Hitevision Co.Ltd(002955) : internal control self evaluation report

Hitevision Co.Ltd(002955)

Internal control evaluation report in 2021

Hitevision Co.Ltd(002955) all shareholders:

In accordance with the provisions of the basic norms of enterprise internal control and its supporting guidelines and other internal control regulatory requirements (hereinafter referred to as the “enterprise internal control normative system”), combined with Hitevision Co.Ltd(002955) (hereinafter referred to as the “company”) internal control system and evaluation methods, on the basis of daily and special supervision of internal control, We evaluated the effectiveness of the company’s internal control as of December 31, 2021, the benchmark date of the internal control evaluation report.

1、 Important statement

It is the responsibility of the board of directors of the company to establish, improve and effectively implement internal control, evaluate its effectiveness and truthfully disclose the internal control evaluation report in accordance with the provisions of the enterprise’s internal control standard system. The board of supervisors shall supervise the establishment and implementation of internal control by the board of directors. The management is responsible for organizing and leading the daily operation of the enterprise’s internal control.

The board of directors, the board of supervisors and the directors, supervisors and senior managers of the company guarantee that there are no false records, misleading statements or major omissions in the contents of this report, and bear individual and joint legal liabilities for the authenticity, accuracy and completeness of the contents of the report.

The objective of the company’s internal control is to reasonably ensure the legal compliance of operation and management, asset safety, authenticity and integrity of financial reports and relevant information, improve operation efficiency and effect, and promote the realization of development strategy. Due to the inherent limitations of internal control, it can only provide reasonable assurance for the realization of the above objectives. In addition, as changes in circumstances may lead to inappropriate internal control or reduced compliance with control policies and procedures, there is a certain risk to speculate the effectiveness of internal control in the future according to the internal control evaluation results.
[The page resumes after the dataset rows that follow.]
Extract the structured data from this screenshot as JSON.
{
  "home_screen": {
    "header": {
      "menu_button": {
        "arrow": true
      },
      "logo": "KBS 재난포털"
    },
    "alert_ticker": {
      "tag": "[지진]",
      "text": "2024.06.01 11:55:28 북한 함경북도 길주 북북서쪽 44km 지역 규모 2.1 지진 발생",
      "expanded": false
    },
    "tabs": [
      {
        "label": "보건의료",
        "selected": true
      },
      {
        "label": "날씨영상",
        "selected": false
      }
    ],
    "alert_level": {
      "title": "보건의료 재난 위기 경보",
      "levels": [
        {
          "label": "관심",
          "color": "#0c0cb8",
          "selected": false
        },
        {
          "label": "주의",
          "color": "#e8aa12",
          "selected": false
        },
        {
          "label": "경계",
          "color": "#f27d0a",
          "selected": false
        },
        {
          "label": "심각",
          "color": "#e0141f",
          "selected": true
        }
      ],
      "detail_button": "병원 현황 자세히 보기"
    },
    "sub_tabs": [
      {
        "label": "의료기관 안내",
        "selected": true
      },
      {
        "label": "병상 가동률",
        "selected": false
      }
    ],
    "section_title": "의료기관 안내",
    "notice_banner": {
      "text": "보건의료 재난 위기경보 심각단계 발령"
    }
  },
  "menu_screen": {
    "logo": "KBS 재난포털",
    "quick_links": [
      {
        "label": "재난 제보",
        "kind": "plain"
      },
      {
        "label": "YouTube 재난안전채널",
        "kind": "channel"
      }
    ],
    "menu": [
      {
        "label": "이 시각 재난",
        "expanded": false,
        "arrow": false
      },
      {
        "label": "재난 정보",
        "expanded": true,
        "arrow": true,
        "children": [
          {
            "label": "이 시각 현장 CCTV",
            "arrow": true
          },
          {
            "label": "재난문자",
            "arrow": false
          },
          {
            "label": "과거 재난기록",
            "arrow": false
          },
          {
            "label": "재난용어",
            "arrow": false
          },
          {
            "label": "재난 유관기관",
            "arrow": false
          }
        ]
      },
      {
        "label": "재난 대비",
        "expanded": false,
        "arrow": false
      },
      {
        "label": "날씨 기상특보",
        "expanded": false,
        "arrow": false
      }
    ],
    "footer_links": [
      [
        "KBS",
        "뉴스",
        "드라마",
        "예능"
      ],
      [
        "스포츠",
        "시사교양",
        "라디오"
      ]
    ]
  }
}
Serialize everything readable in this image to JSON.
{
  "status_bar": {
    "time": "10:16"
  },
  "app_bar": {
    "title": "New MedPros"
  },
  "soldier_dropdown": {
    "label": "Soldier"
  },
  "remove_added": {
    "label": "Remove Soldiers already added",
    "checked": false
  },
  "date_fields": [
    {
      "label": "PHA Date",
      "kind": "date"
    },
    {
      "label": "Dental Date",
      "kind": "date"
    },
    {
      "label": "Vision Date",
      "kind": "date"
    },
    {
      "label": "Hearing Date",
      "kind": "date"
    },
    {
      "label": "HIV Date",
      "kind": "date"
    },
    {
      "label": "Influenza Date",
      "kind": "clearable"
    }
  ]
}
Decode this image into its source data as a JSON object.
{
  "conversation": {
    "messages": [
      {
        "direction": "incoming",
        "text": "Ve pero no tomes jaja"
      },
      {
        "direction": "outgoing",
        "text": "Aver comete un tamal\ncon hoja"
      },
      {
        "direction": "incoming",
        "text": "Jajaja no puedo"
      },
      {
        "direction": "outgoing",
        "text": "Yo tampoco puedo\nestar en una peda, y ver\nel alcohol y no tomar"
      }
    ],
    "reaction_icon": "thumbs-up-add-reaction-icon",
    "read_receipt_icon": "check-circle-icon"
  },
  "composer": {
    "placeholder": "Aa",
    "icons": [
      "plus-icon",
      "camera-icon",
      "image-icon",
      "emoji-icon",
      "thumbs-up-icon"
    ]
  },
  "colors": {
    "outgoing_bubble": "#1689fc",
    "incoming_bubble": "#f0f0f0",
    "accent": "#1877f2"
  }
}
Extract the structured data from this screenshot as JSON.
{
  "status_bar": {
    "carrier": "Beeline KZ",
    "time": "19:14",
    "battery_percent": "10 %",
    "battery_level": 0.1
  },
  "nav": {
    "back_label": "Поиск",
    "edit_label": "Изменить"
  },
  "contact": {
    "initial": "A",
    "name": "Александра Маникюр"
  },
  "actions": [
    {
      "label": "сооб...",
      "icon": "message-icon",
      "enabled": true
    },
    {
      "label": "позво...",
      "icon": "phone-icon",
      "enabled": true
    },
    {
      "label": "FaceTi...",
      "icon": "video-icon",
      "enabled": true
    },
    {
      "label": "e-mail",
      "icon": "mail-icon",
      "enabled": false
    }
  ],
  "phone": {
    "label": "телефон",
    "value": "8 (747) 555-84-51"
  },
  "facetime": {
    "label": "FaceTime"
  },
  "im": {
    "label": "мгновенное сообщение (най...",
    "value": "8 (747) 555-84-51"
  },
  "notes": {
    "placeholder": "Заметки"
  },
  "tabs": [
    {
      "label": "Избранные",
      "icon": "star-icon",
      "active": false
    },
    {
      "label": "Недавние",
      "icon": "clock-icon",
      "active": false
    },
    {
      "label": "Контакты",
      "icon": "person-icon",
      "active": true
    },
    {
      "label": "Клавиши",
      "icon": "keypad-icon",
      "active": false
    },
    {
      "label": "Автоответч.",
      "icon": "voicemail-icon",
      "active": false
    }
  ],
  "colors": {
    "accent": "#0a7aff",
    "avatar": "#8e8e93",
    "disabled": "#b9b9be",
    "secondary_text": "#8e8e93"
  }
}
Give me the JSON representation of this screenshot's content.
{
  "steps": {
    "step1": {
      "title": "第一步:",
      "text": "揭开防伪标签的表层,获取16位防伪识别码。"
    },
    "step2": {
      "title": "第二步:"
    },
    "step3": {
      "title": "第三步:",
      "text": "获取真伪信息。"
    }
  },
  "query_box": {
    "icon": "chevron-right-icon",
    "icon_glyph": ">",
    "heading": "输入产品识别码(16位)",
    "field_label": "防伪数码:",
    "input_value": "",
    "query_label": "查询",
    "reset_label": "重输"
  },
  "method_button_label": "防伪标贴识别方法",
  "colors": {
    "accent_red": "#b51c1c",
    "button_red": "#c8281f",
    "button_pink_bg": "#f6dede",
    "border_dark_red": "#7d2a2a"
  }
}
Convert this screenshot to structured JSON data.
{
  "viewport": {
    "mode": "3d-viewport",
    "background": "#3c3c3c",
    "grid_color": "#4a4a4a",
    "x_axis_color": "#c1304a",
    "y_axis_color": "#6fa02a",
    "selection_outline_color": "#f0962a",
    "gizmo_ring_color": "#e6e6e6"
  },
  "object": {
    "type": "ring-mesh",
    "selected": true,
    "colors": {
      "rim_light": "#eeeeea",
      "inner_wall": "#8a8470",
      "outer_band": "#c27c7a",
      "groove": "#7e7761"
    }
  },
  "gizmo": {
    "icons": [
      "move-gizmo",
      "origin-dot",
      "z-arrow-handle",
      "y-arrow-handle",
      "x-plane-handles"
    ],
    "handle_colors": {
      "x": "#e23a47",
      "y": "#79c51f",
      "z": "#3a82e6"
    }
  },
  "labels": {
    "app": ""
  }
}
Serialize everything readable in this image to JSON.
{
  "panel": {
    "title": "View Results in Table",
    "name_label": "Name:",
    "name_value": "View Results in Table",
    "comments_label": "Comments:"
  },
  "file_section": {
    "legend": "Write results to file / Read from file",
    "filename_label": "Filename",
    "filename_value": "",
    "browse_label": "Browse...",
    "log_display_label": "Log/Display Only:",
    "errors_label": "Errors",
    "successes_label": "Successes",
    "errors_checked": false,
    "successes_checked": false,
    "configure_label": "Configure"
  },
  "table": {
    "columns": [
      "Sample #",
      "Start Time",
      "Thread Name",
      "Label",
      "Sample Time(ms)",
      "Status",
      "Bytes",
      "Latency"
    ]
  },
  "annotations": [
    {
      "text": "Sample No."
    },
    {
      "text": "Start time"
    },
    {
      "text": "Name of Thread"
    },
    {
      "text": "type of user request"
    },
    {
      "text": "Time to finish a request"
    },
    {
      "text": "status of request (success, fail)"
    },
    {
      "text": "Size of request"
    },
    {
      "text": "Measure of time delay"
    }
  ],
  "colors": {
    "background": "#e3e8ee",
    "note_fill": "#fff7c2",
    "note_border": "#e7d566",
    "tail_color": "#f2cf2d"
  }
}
2、 Internal control evaluation conclusion

According to the identification of major defects in the company’s internal control over financial reporting, on the benchmark date of internal control evaluation report, December 31, 2021, the company has no major defects or important defects in the company’s internal control over financial reporting, and no major defects or important defects in the company’s internal control over non-financial reporting have been found. The board of Directors believes that the company has maintained effective internal control over financial reporting in all major aspects in accordance with the requirements of the enterprise’s internal control standard system and relevant regulations.

According to the identification of major defects in the company’s internal control over non-financial reports, the company found no major defects in the company’s internal control over non-financial reports on the benchmark date of the internal control evaluation report.

There are no factors affecting the evaluation conclusion of the effectiveness of internal control from the base date of the internal control evaluation report to the date of issuance of the internal control evaluation report.

(I) evaluation scope of internal control

According to the risk oriented principle, the company determines the main units, businesses and matters included in the evaluation scope and high-risk areas.

The main units included in the evaluation scope include the company and its holding subsidiaries. The unit assets included in the evaluation scope account for 100% of the total assets in the company’s consolidated financial statements, and the total operating revenue accounts for 100% of the total operating revenue in the company’s consolidated financial statements.

This year’s internal control evaluation focuses on corporate governance and organizational structure, human resource management, corporate culture, financial management, sales and collection, foreign investment, guarantee and related party transactions, procurement management, asset management, research and development, quality management, after-sales maintenance management, information system, etc.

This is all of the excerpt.